Between the financial year (FY)18-19 and FY22-23, the share price of ZEEL came down to the current price of less than Rs200 per share from a high of close to Rs600 per share.
SEBI says, "This erosion of wealth, despite the Company being so profitable and generating profit after tax consistently, would lead to a conclusion that all was not well with the Company. During this period, the promoter shareholding dropped from 41.62% to the current level of 3.99%."
According to the market regulator, Mr Chandra and Mr Goenka created a façade through sham entries to misrepresent to the investors as well as SEBI that associate entities had returned the money, whereas, in reality, it was ZEEL's own funds that were rotated through multiple layers to end in ZEEL's account finally.
In its latest order, the SEBI chief says that while Mr Chandra and Mr Goenka may argue that even the limited restraint will be excessive and disproportionate. "...it is emphasised that the imminent effect of permitting them to be in a position of influence is that the ongoing investigation can not be fair and complete...the interests of Mr Chandra and Mr Goenka are factually in direct conflict with the interests of the public shareholders and the Company."
"As prima facie found, they have actively tried to conceal the very acts which have led to the loss of at least Rs143.9 crore to the public listed companies including ZEEL," she says while barring Mr Chandra and Mr Goenka from holding any position in four group companies or any company formed following a merger, amalgamation or demerger of these companies.

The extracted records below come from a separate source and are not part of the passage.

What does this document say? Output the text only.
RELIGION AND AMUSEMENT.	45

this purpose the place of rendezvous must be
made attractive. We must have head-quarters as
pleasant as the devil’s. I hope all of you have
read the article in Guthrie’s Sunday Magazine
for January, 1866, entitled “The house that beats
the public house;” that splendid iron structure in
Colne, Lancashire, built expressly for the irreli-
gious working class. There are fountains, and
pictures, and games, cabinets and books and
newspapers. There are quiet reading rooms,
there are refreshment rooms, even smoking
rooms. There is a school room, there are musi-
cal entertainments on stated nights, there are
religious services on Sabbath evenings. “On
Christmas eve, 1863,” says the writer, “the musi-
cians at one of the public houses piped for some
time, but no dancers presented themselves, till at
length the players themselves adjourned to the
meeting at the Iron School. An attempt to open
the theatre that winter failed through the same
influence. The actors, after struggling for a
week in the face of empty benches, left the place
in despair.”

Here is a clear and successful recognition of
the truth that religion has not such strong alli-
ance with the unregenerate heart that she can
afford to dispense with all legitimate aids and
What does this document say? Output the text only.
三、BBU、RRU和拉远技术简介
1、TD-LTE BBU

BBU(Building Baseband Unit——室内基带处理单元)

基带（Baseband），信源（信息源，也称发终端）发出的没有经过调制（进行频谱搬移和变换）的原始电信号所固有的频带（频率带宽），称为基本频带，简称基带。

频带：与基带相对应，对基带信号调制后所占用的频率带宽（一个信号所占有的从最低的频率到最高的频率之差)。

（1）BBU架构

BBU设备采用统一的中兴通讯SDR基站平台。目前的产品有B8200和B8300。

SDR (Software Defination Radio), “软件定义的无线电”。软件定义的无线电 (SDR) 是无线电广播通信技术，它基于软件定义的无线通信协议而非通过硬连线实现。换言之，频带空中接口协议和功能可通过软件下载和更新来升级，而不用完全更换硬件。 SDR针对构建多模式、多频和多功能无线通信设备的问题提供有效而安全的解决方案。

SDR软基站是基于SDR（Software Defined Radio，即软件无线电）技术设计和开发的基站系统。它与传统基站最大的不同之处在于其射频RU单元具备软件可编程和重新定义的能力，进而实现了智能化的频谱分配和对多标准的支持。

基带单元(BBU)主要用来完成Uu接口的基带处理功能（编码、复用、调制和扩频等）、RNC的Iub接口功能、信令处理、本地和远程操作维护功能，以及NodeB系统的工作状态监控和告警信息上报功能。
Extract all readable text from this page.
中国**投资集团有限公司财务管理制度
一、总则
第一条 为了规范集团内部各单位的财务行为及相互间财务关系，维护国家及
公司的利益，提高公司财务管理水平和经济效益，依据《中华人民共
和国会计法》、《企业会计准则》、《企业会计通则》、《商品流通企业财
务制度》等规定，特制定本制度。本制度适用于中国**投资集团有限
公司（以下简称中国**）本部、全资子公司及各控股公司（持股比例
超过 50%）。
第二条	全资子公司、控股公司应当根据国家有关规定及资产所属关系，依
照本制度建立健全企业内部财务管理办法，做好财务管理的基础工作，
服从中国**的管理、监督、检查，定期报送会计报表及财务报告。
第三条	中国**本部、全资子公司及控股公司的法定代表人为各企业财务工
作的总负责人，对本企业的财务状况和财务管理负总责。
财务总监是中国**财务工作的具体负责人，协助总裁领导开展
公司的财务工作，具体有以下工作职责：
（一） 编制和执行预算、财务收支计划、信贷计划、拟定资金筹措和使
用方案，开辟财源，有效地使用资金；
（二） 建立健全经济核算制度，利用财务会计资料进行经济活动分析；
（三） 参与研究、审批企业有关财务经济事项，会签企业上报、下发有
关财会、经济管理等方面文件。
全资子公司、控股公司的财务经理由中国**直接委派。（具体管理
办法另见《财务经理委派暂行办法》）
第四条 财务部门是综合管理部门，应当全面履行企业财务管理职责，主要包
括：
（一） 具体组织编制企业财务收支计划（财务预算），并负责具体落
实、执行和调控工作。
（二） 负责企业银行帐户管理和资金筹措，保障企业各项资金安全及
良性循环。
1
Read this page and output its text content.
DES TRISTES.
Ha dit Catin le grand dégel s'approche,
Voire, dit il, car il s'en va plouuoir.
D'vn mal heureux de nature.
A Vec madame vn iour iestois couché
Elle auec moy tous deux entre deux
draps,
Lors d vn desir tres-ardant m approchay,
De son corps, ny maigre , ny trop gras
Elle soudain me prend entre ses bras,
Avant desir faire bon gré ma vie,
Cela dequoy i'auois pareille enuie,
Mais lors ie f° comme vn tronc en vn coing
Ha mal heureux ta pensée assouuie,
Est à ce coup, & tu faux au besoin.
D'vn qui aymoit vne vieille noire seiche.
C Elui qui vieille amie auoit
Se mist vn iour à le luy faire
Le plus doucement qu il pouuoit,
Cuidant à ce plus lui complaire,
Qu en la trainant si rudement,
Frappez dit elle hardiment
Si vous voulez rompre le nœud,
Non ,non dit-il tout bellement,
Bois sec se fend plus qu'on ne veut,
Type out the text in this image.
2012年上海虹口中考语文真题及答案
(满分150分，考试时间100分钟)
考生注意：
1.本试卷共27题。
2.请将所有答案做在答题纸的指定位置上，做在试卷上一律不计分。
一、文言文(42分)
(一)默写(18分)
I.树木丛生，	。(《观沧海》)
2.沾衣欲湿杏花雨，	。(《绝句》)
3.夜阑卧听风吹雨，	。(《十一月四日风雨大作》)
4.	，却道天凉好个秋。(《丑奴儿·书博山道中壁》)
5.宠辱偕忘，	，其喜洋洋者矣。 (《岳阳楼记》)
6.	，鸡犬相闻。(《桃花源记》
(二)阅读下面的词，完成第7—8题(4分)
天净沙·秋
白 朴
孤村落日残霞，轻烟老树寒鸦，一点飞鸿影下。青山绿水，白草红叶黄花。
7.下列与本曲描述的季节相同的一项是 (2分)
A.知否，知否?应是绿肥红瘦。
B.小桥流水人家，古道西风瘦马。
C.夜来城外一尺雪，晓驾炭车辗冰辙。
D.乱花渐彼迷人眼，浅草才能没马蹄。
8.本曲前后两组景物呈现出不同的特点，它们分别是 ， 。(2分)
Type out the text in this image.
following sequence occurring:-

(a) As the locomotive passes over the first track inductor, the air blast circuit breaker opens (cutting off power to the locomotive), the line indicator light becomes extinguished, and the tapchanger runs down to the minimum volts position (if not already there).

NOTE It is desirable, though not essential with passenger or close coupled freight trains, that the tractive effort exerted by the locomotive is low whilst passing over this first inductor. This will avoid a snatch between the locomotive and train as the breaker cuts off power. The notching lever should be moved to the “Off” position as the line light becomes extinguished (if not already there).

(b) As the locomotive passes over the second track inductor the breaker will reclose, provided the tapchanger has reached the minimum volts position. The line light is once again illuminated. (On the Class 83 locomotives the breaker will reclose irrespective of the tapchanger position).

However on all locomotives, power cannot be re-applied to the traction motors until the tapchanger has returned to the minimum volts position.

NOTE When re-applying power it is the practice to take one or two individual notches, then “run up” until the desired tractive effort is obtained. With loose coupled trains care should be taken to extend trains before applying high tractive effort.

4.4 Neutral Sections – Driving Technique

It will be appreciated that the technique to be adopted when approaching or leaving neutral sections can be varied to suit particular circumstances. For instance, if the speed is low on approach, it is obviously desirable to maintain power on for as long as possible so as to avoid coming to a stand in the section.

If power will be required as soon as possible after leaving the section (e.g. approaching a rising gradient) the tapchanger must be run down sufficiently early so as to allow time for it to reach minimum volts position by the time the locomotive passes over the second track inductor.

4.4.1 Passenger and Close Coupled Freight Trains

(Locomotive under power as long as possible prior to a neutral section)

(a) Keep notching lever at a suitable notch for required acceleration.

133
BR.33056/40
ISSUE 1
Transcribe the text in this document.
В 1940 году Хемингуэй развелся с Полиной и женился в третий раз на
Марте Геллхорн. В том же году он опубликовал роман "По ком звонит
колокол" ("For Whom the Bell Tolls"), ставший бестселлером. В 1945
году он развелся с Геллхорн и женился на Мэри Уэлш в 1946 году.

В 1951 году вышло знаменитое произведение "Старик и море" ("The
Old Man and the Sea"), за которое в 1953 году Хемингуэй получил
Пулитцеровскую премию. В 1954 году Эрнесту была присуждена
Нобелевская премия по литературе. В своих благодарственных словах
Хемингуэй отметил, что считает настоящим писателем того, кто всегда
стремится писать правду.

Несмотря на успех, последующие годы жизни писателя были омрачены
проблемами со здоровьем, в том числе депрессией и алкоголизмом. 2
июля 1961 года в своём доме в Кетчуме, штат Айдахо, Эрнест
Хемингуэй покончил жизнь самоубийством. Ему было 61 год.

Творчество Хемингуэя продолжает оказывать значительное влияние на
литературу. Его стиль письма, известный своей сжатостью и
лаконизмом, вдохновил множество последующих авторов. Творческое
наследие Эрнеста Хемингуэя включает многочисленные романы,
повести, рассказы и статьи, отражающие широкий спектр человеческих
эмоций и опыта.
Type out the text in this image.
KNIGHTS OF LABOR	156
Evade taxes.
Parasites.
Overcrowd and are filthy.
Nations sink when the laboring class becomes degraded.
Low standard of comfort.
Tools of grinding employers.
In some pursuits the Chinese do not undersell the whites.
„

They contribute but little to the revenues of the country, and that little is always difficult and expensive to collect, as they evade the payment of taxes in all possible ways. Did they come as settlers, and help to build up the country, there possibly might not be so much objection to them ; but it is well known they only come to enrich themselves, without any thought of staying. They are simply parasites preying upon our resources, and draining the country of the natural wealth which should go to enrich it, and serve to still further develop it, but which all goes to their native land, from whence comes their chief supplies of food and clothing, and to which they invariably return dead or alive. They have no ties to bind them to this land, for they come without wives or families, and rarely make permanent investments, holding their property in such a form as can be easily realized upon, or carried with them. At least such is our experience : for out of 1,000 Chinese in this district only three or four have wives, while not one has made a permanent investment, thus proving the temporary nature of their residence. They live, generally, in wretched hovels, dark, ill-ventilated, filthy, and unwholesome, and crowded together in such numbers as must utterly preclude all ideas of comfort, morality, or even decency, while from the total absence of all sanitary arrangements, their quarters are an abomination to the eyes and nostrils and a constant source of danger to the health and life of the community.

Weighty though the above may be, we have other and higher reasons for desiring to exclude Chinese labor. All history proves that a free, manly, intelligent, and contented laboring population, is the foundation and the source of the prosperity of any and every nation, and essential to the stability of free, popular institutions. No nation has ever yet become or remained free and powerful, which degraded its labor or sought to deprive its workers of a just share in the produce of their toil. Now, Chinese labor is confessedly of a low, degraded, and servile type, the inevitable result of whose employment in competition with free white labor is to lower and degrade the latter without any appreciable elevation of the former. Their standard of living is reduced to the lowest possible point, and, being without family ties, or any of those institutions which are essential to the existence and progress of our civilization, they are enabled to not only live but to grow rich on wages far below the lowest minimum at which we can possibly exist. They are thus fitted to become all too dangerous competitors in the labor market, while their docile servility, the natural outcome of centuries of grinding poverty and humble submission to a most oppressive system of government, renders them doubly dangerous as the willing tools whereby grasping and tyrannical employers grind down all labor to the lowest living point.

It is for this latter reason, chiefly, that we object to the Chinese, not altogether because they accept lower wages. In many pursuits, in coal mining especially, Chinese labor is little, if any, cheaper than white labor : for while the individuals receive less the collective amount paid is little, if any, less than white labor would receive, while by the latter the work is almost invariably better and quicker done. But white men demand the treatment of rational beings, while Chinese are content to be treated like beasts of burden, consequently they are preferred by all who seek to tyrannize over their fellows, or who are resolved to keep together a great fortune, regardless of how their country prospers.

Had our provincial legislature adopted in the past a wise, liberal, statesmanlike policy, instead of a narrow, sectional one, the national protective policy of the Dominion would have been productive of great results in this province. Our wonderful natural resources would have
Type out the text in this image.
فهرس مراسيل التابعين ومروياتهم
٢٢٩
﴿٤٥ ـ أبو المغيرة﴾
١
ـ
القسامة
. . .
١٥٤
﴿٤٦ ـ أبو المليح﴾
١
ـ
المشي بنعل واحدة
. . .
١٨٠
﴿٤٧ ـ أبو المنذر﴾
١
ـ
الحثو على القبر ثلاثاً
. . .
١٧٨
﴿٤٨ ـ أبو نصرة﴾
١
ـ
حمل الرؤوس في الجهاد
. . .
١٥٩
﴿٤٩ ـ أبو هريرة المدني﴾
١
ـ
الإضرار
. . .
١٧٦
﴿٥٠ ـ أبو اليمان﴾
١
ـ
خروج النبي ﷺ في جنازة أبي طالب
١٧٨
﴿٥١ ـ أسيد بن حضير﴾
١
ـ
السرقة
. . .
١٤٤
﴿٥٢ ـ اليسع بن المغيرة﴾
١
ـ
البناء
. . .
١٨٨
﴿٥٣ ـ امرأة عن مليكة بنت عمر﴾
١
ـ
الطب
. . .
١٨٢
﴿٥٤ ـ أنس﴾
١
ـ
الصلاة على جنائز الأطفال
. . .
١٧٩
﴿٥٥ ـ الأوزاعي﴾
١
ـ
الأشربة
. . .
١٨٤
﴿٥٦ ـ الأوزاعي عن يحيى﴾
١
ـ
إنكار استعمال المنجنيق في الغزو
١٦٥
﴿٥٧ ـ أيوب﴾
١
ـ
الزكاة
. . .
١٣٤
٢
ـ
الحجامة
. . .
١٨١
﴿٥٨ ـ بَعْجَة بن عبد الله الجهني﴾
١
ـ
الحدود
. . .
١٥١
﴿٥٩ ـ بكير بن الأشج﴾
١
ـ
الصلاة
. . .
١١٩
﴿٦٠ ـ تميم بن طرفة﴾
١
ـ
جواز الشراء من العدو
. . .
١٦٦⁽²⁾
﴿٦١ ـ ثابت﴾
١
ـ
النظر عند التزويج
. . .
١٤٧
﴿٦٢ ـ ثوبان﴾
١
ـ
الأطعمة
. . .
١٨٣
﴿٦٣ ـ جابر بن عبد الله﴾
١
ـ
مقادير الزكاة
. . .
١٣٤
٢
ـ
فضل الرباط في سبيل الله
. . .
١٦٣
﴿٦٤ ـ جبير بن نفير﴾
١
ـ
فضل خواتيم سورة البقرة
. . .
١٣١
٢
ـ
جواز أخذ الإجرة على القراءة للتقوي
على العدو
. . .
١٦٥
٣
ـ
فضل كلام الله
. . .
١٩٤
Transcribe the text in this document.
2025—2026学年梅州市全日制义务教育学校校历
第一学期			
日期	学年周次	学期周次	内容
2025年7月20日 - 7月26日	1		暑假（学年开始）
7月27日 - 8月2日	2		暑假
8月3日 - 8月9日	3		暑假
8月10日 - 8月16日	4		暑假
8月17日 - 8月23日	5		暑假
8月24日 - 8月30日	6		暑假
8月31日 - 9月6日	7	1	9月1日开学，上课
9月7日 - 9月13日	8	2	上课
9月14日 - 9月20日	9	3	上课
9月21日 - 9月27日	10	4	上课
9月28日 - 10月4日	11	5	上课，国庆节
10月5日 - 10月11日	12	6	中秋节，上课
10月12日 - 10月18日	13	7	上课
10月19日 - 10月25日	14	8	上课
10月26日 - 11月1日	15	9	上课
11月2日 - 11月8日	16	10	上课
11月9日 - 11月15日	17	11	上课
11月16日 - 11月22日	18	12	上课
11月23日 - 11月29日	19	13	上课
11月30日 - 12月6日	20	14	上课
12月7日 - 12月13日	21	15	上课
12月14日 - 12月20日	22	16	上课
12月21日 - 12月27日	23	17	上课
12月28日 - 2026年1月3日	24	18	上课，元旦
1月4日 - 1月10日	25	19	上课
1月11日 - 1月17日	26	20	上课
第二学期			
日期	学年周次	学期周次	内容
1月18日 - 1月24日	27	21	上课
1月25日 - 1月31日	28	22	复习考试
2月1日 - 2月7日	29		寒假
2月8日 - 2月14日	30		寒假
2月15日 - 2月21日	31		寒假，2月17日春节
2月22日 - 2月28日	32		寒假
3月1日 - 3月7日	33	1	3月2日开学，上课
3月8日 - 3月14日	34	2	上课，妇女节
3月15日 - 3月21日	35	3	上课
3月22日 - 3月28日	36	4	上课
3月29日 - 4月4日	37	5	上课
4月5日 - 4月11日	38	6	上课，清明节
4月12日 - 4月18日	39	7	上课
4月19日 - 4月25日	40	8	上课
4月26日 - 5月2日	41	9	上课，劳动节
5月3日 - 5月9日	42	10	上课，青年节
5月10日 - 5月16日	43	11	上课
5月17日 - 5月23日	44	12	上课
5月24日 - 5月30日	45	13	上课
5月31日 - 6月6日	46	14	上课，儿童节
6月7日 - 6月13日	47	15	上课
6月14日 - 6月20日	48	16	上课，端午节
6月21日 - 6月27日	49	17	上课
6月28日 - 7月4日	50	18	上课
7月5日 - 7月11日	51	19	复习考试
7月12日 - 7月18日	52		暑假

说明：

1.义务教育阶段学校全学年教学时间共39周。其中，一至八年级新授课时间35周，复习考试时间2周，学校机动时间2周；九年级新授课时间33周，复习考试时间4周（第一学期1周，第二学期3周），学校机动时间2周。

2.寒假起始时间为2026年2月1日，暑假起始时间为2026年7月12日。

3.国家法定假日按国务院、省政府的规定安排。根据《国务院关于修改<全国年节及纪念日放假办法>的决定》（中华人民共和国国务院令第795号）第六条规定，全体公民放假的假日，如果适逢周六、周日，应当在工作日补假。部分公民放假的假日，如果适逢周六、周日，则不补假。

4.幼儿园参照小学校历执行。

"I note that a detailed investigation in the matter is in progress which may bring out additional acts of omission or commission of Mr Chandra and Mr Goenka, if any, in detail, depending on the material and after considering the facts and veracity of their submissions. The investigation in the matter by SEBI shall be completed in a time-bound manner and in any event, within a period of eight months from the date of this order," the SEBI chief says in the order.